Emma Wardell returned for a second time as a JAS student. See her brief bio below. Her first event, Newsprint, was a collaborative arts event which was an evening for discussion and creative response to the news. In a second event Emma, interested in the art of self-expression, explored the intersection of art and mental health and assisted people in reflecting on how one presents one’s self in the world. Her work included a forum and circle conversation with art exploring how individuals’ mental health relates to a response to media stories. She published a magazine with anonymous submissions of poetry and writing about mental health.


Again in 2016-2017 two students at Dalhousie planned social, justice, and environmental projects for the Dalhousie community and for the city. Christen Kong, an International Development and Sustainability student, minored in Social Anthropology at Dalhousie. She attended her first storytelling session in Whitehorse in the Yukon and witnessed the incredible power of stories to gather and connect people. She began Talking Heads, an on-campus storytelling forum for students and has expanded story sharing into podcasts. Her podcasts available here present stories on the themes of success, childhood dreams, risks and regrets, etc. She believes that everyone has something valuable to say and should take ownership of their own story. We want to hear the ways in which people see and experience the things around them. She likes these words of Wayne Dyer: “When you change the way you look at things, the things you look at change.” 

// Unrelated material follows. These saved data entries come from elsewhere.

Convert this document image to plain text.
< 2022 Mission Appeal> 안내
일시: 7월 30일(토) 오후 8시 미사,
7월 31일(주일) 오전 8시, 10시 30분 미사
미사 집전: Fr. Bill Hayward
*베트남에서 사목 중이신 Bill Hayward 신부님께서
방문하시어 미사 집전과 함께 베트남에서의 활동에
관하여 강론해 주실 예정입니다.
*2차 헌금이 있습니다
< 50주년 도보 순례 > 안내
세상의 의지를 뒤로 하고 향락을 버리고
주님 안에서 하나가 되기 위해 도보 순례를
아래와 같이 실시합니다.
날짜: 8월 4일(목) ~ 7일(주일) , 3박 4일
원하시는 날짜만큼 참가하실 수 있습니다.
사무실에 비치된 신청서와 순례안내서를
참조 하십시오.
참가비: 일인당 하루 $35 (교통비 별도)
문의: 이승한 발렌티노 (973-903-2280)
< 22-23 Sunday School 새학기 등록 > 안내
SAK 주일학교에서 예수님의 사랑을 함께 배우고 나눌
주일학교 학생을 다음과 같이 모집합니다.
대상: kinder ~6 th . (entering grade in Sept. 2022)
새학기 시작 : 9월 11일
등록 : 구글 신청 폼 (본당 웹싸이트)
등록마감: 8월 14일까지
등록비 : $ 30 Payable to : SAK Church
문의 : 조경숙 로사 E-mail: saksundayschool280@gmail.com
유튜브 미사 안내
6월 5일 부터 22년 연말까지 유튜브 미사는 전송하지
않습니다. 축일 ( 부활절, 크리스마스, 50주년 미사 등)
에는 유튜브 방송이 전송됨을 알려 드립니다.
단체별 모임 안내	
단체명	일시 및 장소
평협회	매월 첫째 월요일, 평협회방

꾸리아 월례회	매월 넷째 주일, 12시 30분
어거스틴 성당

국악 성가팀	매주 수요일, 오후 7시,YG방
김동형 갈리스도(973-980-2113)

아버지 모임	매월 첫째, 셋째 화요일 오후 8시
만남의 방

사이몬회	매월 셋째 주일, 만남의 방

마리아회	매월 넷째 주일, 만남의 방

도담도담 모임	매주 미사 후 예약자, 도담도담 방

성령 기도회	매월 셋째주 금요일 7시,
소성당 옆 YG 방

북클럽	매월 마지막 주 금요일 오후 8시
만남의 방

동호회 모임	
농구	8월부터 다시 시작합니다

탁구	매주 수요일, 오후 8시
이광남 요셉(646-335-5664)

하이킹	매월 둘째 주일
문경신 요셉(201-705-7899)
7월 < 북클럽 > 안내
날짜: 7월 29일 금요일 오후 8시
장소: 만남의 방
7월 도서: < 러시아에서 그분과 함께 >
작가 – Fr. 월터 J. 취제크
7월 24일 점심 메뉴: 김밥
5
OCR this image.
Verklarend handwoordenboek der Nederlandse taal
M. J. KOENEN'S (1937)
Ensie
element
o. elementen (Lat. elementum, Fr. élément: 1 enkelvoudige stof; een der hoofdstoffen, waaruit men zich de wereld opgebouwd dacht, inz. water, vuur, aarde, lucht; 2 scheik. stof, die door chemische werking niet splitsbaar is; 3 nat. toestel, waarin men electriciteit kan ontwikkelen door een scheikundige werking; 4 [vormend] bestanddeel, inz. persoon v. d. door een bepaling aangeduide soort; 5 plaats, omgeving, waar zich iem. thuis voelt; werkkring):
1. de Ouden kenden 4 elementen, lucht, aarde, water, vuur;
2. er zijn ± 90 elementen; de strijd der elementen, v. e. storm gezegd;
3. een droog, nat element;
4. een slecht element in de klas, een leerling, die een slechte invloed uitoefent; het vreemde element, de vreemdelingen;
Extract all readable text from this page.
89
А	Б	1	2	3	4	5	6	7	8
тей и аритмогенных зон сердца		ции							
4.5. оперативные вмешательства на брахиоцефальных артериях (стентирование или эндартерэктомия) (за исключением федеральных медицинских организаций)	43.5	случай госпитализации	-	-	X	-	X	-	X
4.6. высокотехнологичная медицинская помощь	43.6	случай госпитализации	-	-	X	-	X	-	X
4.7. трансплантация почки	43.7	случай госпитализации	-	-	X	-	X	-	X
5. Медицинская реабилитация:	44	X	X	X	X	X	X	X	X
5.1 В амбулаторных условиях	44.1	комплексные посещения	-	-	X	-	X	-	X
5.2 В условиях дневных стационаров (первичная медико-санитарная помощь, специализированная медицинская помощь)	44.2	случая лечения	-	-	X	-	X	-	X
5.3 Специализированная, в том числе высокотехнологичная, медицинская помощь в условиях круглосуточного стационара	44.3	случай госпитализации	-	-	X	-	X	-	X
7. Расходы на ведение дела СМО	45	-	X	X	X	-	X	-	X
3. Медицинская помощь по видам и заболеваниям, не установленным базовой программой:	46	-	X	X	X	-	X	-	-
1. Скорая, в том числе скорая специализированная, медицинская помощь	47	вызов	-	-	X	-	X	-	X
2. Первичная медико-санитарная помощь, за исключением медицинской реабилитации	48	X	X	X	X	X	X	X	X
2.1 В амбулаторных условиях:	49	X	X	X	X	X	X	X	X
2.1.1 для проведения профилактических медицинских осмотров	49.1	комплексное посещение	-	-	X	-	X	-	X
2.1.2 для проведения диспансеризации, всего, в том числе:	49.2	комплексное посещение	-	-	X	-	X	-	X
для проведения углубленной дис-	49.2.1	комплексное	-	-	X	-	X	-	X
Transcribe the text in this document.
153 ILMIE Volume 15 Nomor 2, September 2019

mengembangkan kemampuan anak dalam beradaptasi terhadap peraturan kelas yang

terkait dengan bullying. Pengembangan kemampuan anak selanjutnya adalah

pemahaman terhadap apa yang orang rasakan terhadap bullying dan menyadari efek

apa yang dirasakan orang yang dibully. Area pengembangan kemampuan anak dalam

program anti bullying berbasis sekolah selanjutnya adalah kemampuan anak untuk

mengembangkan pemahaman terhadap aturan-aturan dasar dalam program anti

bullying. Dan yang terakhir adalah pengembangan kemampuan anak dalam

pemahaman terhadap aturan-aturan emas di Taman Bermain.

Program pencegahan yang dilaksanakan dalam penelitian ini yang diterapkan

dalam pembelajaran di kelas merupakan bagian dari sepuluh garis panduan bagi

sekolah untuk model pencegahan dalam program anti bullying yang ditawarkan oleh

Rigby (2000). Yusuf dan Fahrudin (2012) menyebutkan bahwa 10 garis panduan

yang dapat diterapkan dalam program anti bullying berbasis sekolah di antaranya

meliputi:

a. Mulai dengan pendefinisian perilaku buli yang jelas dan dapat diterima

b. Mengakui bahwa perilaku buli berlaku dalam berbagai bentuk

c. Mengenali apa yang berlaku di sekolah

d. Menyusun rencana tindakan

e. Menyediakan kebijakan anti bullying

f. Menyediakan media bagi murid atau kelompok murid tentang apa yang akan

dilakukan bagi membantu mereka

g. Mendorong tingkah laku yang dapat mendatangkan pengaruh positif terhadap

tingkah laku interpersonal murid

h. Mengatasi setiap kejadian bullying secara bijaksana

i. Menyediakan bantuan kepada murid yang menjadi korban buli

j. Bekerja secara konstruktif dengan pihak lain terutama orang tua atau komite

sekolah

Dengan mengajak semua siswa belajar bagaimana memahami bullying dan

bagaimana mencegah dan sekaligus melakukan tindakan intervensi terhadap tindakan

Siobhan Takala was a junior year of Sustainability and Environmental Science at Dalhousie University when she was a JAS student. She has a passion for exploring the world to learn about other cultures and environments. After traveling to many countries and with her interest in sustainability, she explored the social and environmental impacts of volunteering abroad or what has become known as "voluntourism." She hosted a film screening of the documentary Gringo Trails, preceded by comments by Dr. John Campbell of the IDS Department, followed by an engaging conversion with the forty who attended, and created a resource for attendees to help them think critically about the impact they may have in future travels.


A presentation in the fall was offered by a number of Dalhousie and King's College students who were part of IDEAS, a student society inspired by International Development Studies. That society seeks to promote education and awareness regarding issues of poverty, development, and social justice. The team included Katelyn Maher and Cassandra Hinchlifee as well as others. IDEAS spearheaded a two-part series focused on the 16 Days of Acrtivism Against Gender Violence in November and December. The first event had an educational component with a film screening of Girl Rising with a follow up group discussion. A complementary event was a Self-Care Workshop which focused on taking care of oneself and loved ones.